Inkwell Extraction Pipeline

Step 1/4: Transcribing episode...
✓ Transcribed (youtube)
  Duration: 3600.0s
  Words: ~9500

Step 2/4: Selecting templates...
✓ Selected 3 templates:
  • summary (priority: 0)
  • quotes (priority: 5)
  • key-concepts (priority: 10)

Step 3/4: Extracting content...
  Estimated cost: $0.0090
✓ Extracted 3 templates
  • 0 from cache (saved $0.0000)
  • Total cost: $0.0090

Step 4/4: Writing markdown files...
✓ Wrote 3 files
  Directory: ./output/episode-2025-11-07-title/

✓ Complete!

Command Options¶

Option	Short	Description	Default
`--output-dir`	`-o`	Output directory	`~/inkwell-notes`
`--count`		Latest N episodes from a saved feed
`--templates`	`-t`	Comma-separated template list	Auto-select
`--category`	`-c`	Episode category	Auto-detect
`--provider`	`-p`	LLM provider (claude, gemini)	Smart selection
`--skip-cache`		Skip extraction cache	`false`
`--force-extraction`		Run LLM extraction even when short-content bypass would apply	`false`
`--dry-run`		Cost estimate only	`false`
`--extract`		Emit transcript/source text only and skip note generation	`false`
`--overwrite`		Overwrite existing directory	`false`
`--interview`		Enable interview mode	`false`

Output Structure¶

Each episode creates a self-contained directory:

~/inkwell-notes/
└── podcast-2025-01-15-episode-title/
    ├── .metadata.yaml       # Episode metadata
    ├── summary.md           # Episode summary
    ├── quotes.md            # Notable quotes
    ├── key-concepts.md      # Key concepts
    └── tools-mentioned.md   # Tools and products

Directory naming pattern:

{podcast-name}-{YYYY-MM-DD}-{episode-title}/

Metadata File¶

.metadata.yaml contains:

podcast_name: Deep Questions
episode_title: Episode 42 - On Focus
episode_url: https://youtube.com/watch?v=xyz
transcription_source: youtube
templates_applied:
  - summary
  - quotes
  - key-concepts
total_cost_usd: 0.009
timestamp: 2025-11-07T10:30:00

Markdown Files¶

Each template generates a markdown file with YAML frontmatter:

---
template: summary
podcast: Deep Questions
episode: Episode 42 - On Focus
date: 2025-11-07
source: https://youtube.com/watch?v=xyz
---

# Summary

Episode overview and key takeaways...

Example Workflows¶

Quick Extract with Defaults¶

inkwell fetch https://youtube.com/watch?v=abc123

Uses auto-detected category, auto-selected templates, and smart provider selection.

Custom Output Location¶

inkwell fetch URL --output ~/Documents/podcast-notes

Specific Templates¶

inkwell fetch URL --templates summary,quotes,tools-mentioned

Cost Check First¶

# Check cost without processing
inkwell fetch URL --dry-run

# If acceptable, process
inkwell fetch URL

Transcript Only¶

# Print transcript text to stdout; progress goes to stderr
inkwell fetch URL --extract

# Write transcript-only files without creating episode note directories
inkwell fetch my-podcast --latest --extract --output-dir ~/transcripts --plain

Use this when you want the clean media transcript or source text first and want to decide later whether to run Inkwell's structured note templates or reflection flow.

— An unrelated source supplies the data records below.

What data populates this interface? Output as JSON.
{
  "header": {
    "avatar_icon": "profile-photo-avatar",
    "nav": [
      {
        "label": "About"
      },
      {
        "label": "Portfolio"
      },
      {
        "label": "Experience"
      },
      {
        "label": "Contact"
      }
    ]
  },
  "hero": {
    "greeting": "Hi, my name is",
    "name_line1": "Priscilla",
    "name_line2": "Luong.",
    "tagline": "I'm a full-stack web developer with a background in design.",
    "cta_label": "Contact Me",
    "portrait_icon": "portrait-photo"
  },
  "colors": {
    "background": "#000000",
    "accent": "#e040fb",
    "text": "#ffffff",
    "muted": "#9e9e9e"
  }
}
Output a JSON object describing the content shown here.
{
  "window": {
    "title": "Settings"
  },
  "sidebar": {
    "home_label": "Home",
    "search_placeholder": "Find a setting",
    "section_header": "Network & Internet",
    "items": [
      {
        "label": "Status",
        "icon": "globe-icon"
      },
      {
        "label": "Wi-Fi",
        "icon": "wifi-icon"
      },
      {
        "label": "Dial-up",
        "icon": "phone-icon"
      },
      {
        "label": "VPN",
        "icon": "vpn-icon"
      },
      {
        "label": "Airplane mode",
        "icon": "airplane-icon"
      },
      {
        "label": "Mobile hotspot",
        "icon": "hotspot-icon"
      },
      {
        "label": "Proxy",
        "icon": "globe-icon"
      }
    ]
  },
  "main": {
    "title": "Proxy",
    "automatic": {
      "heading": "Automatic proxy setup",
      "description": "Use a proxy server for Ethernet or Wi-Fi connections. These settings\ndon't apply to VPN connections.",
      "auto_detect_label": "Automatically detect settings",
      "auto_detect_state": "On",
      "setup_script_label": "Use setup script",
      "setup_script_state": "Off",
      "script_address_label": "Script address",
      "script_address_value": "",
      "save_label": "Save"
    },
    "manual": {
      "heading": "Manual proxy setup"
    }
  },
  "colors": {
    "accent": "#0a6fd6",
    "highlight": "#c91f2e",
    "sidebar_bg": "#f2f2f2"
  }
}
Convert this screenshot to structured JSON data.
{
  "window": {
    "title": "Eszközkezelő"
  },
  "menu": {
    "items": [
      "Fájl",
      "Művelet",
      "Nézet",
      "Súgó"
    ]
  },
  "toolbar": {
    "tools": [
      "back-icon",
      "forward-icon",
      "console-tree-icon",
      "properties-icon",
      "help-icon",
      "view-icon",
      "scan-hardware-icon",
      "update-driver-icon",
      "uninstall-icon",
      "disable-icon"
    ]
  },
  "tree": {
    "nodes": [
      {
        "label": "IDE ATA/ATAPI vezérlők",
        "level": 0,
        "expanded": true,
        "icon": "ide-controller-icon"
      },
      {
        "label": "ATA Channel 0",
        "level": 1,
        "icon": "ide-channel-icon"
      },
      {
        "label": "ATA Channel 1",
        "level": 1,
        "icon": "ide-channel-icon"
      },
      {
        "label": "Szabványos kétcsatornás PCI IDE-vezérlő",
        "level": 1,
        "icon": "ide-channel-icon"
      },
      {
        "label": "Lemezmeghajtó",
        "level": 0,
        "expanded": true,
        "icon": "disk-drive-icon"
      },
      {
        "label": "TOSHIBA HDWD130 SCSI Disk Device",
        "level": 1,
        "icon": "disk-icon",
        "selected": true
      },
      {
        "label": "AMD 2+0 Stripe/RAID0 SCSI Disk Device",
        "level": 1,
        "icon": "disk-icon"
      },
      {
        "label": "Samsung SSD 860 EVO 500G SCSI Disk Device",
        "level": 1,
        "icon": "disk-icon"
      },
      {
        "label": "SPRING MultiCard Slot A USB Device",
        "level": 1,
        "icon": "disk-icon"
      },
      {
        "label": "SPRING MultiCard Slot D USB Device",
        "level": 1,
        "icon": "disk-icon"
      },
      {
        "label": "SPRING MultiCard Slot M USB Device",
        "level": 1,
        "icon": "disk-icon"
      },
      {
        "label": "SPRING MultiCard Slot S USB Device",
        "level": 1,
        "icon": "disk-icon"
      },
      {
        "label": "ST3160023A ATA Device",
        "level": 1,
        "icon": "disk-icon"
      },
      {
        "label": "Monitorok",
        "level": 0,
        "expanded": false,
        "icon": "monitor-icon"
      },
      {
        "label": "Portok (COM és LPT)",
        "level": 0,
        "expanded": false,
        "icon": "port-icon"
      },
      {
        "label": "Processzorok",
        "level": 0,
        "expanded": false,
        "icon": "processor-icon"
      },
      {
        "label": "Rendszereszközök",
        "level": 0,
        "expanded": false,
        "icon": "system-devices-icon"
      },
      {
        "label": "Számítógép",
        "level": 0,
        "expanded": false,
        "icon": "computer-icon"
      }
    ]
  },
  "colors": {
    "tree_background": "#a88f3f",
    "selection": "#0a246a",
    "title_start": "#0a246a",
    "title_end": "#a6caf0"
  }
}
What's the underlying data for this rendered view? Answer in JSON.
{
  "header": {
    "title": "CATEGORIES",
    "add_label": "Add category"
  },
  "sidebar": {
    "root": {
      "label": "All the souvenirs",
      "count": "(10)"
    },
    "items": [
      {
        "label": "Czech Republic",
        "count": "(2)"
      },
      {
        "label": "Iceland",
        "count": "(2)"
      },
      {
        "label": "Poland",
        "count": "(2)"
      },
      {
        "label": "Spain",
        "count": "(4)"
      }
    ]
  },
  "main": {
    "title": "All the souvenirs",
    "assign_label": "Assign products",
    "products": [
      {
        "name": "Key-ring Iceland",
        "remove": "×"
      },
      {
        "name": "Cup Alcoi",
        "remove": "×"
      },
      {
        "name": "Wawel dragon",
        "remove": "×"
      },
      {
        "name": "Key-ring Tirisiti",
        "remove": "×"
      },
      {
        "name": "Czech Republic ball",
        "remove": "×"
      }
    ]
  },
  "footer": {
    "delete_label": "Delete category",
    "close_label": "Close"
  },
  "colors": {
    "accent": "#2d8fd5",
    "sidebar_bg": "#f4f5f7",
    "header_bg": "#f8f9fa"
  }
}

Web articles, PDFs, and images use local extraction. Image/PDF OCR is optional, runs through Tesseract on the local machine, and preserves the same markdown output contract. Hosted article fallbacks and slide/video-frame extraction are not part of this path.

For script-friendly --json and --plain output, see Machine-Readable Output.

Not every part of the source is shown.